Petro Rio S.A. (“Company” or “PetroRio”) (B3: PRIO3), in compliance with the provisions of article 157, paragraph 4 of Law No. 6,406, of December 15, 1976, as amended (“Corporations Law”), Brazilian Securities and Exchange Commission (Comissão de Valores Mobiliários) (“CVM”) Rule No. 358, dated January 3, 2002, as amended, and CVM Rule No. 476, dated January 16, 2009, as amended (“CVM Rule 476”), and in continuation of the information disclosed in the material facts disclosed on December 15 and 24, 2020, hereby informs its shareholders (“Shareholders”) and the market in general that the Company’s Board of Directors approved on January 17, 2020 a primary public offering with restricted selling efforts (“Restricted Offering”) of initially 22,000,000 common, nominative, shares, with no par value, all free and clear of any liens or encumbrances (“Shares”), to be issued by the Company and offered to no more than 75 professional investors and to be subscribed by up to 50 professional investors in Brazil, to qualified institutional buyers (as defined under Rule 144A of the U.S. Securities Act of 1933, as amended (“Securities Act”)) in the United States and elsewhere to institutional and other investors that are not U.S. persons (as defined in Regulation S of the Securities Act), in accordance with CVM Rule 476. In accordance with CVM regulations, the total number of Shares proposed to be initially offered may be increased by up to 35% of the Shares initially offered, or up to 7,700,000 Shares (“Additional Shares”), at the offering price which will be intended to meet any excess demand.

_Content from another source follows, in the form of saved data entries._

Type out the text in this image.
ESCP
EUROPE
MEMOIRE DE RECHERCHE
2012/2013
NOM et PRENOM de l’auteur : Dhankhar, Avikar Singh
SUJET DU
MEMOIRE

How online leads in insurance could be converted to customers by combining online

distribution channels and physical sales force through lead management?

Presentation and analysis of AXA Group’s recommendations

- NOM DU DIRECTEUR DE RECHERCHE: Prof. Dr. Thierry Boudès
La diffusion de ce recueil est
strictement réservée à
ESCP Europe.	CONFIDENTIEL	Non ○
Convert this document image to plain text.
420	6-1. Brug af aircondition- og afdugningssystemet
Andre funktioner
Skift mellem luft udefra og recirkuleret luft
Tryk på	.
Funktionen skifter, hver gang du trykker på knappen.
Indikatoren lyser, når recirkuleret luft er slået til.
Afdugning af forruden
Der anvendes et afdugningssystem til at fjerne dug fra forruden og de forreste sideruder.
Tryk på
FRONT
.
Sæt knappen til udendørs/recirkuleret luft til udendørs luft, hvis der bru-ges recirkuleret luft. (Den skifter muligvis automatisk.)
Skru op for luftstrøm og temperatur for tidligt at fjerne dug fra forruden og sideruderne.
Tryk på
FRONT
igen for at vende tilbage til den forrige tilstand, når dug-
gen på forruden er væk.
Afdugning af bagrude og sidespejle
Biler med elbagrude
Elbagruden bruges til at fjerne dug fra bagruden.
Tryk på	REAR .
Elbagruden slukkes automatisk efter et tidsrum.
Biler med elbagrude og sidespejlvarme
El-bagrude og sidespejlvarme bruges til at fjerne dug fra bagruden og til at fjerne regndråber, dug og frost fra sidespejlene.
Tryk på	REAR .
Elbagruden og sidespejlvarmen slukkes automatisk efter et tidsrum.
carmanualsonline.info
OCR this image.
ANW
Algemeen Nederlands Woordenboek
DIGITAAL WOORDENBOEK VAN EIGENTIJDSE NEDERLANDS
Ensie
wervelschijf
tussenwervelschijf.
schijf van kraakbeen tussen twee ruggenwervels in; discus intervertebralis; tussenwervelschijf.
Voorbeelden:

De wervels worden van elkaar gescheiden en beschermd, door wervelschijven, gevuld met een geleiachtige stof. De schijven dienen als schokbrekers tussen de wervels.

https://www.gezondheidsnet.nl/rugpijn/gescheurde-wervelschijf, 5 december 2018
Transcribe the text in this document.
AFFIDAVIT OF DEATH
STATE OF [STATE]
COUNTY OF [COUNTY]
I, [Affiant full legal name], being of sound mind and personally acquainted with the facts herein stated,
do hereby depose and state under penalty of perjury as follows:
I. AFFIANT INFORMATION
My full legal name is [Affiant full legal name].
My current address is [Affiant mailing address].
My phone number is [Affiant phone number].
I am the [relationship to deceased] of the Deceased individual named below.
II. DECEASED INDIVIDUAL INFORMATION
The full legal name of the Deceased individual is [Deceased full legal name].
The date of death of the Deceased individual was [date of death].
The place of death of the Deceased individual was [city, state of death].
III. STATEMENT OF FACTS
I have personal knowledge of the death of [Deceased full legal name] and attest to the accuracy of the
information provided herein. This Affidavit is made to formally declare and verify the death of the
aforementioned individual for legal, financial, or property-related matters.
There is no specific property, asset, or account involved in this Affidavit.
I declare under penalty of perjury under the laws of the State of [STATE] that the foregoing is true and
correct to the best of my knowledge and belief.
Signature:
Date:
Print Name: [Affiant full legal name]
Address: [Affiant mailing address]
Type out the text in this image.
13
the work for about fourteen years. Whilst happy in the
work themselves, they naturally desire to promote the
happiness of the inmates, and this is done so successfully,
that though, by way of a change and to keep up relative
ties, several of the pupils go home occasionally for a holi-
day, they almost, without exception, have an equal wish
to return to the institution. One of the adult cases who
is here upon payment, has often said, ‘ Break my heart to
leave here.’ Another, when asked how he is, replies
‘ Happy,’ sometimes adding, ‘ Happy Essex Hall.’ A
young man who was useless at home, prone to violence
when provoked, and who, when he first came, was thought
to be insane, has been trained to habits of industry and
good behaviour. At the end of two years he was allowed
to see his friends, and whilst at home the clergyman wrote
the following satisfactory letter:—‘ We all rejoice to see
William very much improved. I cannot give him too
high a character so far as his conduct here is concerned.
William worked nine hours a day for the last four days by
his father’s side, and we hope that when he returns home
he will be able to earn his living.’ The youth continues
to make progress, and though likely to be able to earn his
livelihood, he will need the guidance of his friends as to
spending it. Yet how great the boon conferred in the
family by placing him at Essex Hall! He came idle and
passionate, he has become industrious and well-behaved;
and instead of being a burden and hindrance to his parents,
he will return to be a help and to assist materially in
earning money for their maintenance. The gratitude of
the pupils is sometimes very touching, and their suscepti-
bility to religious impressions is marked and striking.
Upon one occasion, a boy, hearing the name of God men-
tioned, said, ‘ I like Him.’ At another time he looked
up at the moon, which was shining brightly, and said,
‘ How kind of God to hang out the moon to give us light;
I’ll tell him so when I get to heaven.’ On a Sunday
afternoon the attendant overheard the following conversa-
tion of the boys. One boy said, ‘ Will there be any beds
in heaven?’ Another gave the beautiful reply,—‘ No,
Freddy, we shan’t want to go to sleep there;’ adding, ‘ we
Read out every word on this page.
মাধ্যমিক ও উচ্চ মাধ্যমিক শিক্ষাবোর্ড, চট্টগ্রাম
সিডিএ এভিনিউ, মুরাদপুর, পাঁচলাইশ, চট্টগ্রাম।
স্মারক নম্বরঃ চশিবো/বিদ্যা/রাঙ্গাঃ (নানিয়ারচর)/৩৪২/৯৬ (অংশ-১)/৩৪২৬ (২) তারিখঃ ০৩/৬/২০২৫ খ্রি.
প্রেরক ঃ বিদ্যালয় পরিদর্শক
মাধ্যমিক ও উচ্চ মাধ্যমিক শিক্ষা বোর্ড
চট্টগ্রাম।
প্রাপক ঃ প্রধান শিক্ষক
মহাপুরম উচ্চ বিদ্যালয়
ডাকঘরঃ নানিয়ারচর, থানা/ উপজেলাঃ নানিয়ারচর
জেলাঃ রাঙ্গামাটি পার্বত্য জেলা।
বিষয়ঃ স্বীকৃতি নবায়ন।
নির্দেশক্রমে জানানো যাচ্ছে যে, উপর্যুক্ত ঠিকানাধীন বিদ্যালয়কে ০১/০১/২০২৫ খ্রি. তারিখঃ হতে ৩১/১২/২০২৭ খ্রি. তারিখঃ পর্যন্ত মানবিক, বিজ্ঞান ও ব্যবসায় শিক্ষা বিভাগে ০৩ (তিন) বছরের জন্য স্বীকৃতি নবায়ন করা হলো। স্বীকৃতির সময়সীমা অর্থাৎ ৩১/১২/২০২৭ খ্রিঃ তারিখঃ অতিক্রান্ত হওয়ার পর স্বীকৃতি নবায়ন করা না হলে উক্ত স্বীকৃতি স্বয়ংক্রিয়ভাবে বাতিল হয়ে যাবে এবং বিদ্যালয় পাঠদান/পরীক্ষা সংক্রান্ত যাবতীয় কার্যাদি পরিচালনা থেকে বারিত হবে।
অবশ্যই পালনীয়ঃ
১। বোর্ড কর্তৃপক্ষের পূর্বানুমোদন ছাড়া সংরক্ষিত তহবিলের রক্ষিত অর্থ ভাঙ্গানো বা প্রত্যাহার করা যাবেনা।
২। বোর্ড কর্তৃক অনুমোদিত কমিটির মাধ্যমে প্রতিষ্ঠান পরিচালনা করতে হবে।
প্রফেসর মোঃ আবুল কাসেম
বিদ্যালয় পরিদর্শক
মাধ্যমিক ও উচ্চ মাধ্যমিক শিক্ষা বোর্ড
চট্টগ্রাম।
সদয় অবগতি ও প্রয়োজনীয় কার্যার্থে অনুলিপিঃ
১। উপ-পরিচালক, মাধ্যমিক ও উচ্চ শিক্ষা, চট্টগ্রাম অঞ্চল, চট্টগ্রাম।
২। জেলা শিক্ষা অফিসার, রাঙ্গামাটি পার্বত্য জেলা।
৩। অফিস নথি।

If you would like to receive a free translation of the full Portuguese-language fato relevante and are able to certify that you are a “qualified institutional buyer” (as defined in Rule 144A of the Securities Act) to the reasonable satisfaction of the Company, please contact the Company’s Investors Relations Department at firstname.lastname@example.org.
The Company will keep its Shareholders and the market in general informed about the process of the Restricted Offering, under the terms of the applicable regulation.